Nasi ini diantar dari keluarga suami untuk istri anaknya/menantu beserta keluarganya. Aktivitas ini dilakukan oleh beberapa kaum ibu yang dipimpin oleh istri kheuchik dan istri teungku/imeum meunasah (jumlah pengantar tergantung besar kecilnya paket mee bu. Perangkat rubeing hidangan itu ditutup dengan tudung saji berisi sebakul nasi biasa, ayam panggang/gulai ayam, daging, gulai ikan/kuah lapeik dan ikan serta lauk-pauk lainnya. Upacara ini berlaku kepada siapa saja (kaya-miskin)sepanjang kehamilan itu sah.

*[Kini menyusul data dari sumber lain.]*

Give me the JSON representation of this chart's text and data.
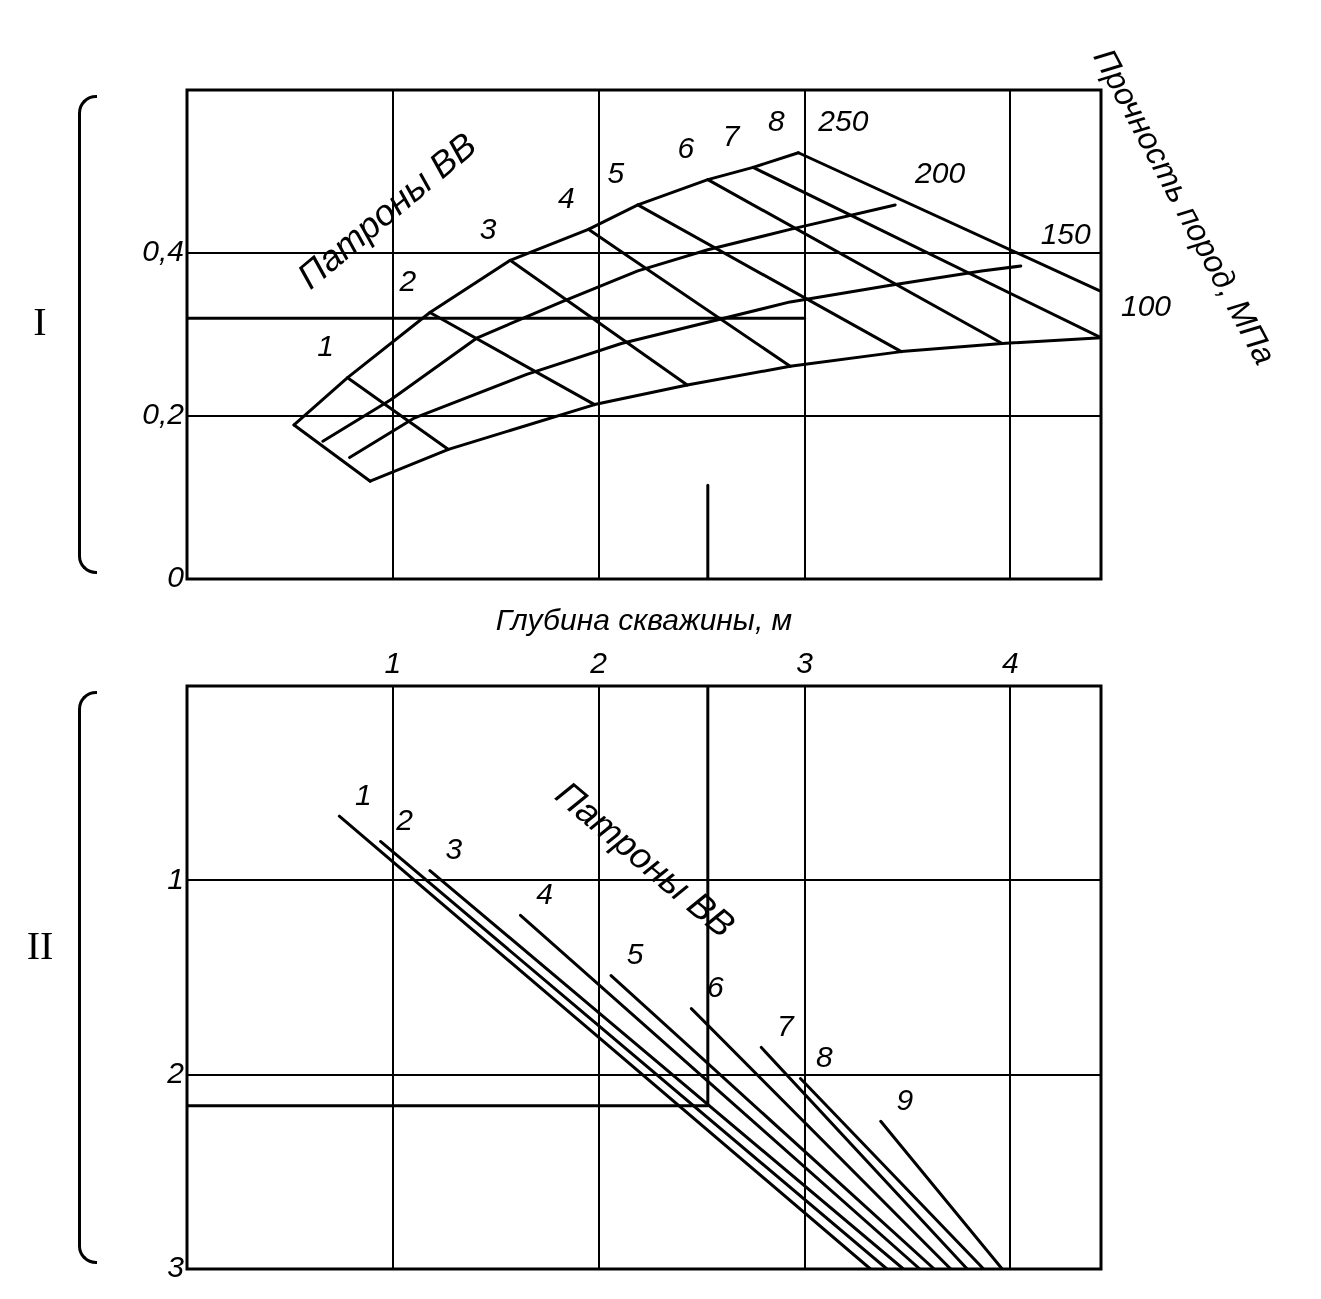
{
  "chart_data": [
    {
      "type": "line",
      "xlim": [
        0,
        4.44
      ],
      "xticks": [
        1,
        2,
        3,
        4
      ],
      "ylim": [
        0,
        0.6
      ],
      "yticks": [
        {
          "value": 0,
          "label": "0"
        },
        {
          "value": 0.2,
          "label": "0,2"
        },
        {
          "value": 0.4,
          "label": "0,4"
        }
      ],
      "tick_labels": "y",
      "grid": true,
      "legend": false,
      "marker": "none",
      "annotations": [
        "Патроны ВВ",
        "Прочность пород, МПа",
        "I"
      ],
      "series": [
        {
          "name": "250",
          "color": "#000000",
          "x": [
            0.52,
            0.78,
            1.18,
            1.57,
            1.95,
            2.19,
            2.53,
            2.75,
            2.97
          ],
          "values": [
            0.189,
            0.247,
            0.327,
            0.391,
            0.429,
            0.459,
            0.49,
            0.505,
            0.523
          ]
        },
        {
          "name": "200",
          "color": "#000000",
          "x": [
            0.66,
            0.99,
            1.41,
            1.82,
            2.19,
            2.53,
            2.93,
            3.44
          ],
          "values": [
            0.169,
            0.22,
            0.296,
            0.34,
            0.378,
            0.404,
            0.429,
            0.459
          ]
        },
        {
          "name": "150",
          "color": "#000000",
          "x": [
            0.79,
            1.1,
            1.65,
            2.11,
            2.93,
            3.41,
            3.86,
            4.05
          ],
          "values": [
            0.149,
            0.197,
            0.251,
            0.289,
            0.34,
            0.36,
            0.378,
            0.384
          ]
        },
        {
          "name": "100",
          "color": "#000000",
          "x": [
            0.89,
            1.27,
            1.98,
            2.43,
            2.93,
            3.47,
            3.96,
            4.44
          ],
          "values": [
            0.12,
            0.159,
            0.214,
            0.238,
            0.261,
            0.279,
            0.289,
            0.296
          ]
        },
        {
          "color": "#000000",
          "x": [
            0.52,
            0.89
          ],
          "values": [
            0.189,
            0.12
          ]
        },
        {
          "name": "1",
          "color": "#000000",
          "x": [
            0.78,
            1.27
          ],
          "values": [
            0.247,
            0.159
          ]
        },
        {
          "name": "2",
          "color": "#000000",
          "x": [
            1.18,
            1.98
          ],
          "values": [
            0.327,
            0.214
          ]
        },
        {
          "name": "3",
          "color": "#000000",
          "x": [
            1.57,
            2.43
          ],
          "values": [
            0.391,
            0.238
          ]
        },
        {
          "name": "4",
          "color": "#000000",
          "x": [
            1.95,
            2.93
          ],
          "values": [
            0.429,
            0.261
          ]
        },
        {
          "name": "5",
          "color": "#000000",
          "x": [
            2.19,
            3.47
          ],
          "values": [
            0.459,
            0.279
          ]
        },
        {
          "name": "6",
          "color": "#000000",
          "x": [
            2.53,
            3.96
          ],
          "values": [
            0.49,
            0.289
          ]
        },
        {
          "name": "7",
          "color": "#000000",
          "x": [
            2.75,
            4.44
          ],
          "values": [
            0.505,
            0.296
          ]
        },
        {
          "name": "8",
          "color": "#000000",
          "x": [
            2.97,
            4.44
          ],
          "values": [
            0.523,
            0.353
          ]
        },
        {
          "color": "#000000",
          "x": [
            0,
            3
          ],
          "values": [
            0.32,
            0.32
          ]
        },
        {
          "color": "#000000",
          "x": [
            2.53,
            2.53
          ],
          "values": [
            0.115,
            0
          ]
        }
      ]
    },
    {
      "type": "line",
      "xlim": [
        0,
        4.44
      ],
      "xticks": [
        1,
        2,
        3,
        4
      ],
      "xlabel": "Глубина скважины, м",
      "ylim": [
        3,
        0
      ],
      "yticks": [
        1,
        2,
        3
      ],
      "grid": true,
      "legend": false,
      "marker": "none",
      "annotations": [
        "Патроны ВВ",
        "II"
      ],
      "series": [
        {
          "name": "1",
          "color": "#000000",
          "x": [
            0.74,
            3.32
          ],
          "values": [
            0.67,
            3
          ]
        },
        {
          "name": "2",
          "color": "#000000",
          "x": [
            0.94,
            3.4
          ],
          "values": [
            0.8,
            3
          ]
        },
        {
          "name": "3",
          "color": "#000000",
          "x": [
            1.18,
            3.48
          ],
          "values": [
            0.95,
            3
          ]
        },
        {
          "name": "4",
          "color": "#000000",
          "x": [
            1.62,
            3.56
          ],
          "values": [
            1.18,
            3
          ]
        },
        {
          "name": "5",
          "color": "#000000",
          "x": [
            2.06,
            3.63
          ],
          "values": [
            1.49,
            3
          ]
        },
        {
          "name": "6",
          "color": "#000000",
          "x": [
            2.45,
            3.71
          ],
          "values": [
            1.66,
            3
          ]
        },
        {
          "name": "7",
          "color": "#000000",
          "x": [
            2.79,
            3.79
          ],
          "values": [
            1.86,
            3
          ]
        },
        {
          "name": "8",
          "color": "#000000",
          "x": [
            2.98,
            3.87
          ],
          "values": [
            2.02,
            3
          ]
        },
        {
          "name": "9",
          "color": "#000000",
          "x": [
            3.37,
            3.96
          ],
          "values": [
            2.24,
            3
          ]
        },
        {
          "color": "#000000",
          "x": [
            2.53,
            2.53,
            0
          ],
          "values": [
            0,
            2.16,
            2.16
          ]
        }
      ]
    }
  ]
}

Adat mee bu diawali dilakukan setelah orang tua mengetahui kepastian dan lama kehamilan. Hal itu penting untuk menentukan langkah-langkah adat yangakan ditempuhnya sampai upacara mee bu dilakukan. Dalam masa-masa kehamilan, biasanya bulan ketiga atau keempat, langkah pertama yang dilakukan oleh mertua istri adalah mangantarkan boh kayee (buah-buahan rujak) seperti bohmamplam, meulinggei, meuria, deulima bruek, deulima breuh, boh saoh, boh giri,limeung mesagoe, boh peuteik, dan lainlain atau yang sesuai dengan musim buahseperti: rambutan, langsat, bahkan buah anggur, apel dan lain-lain.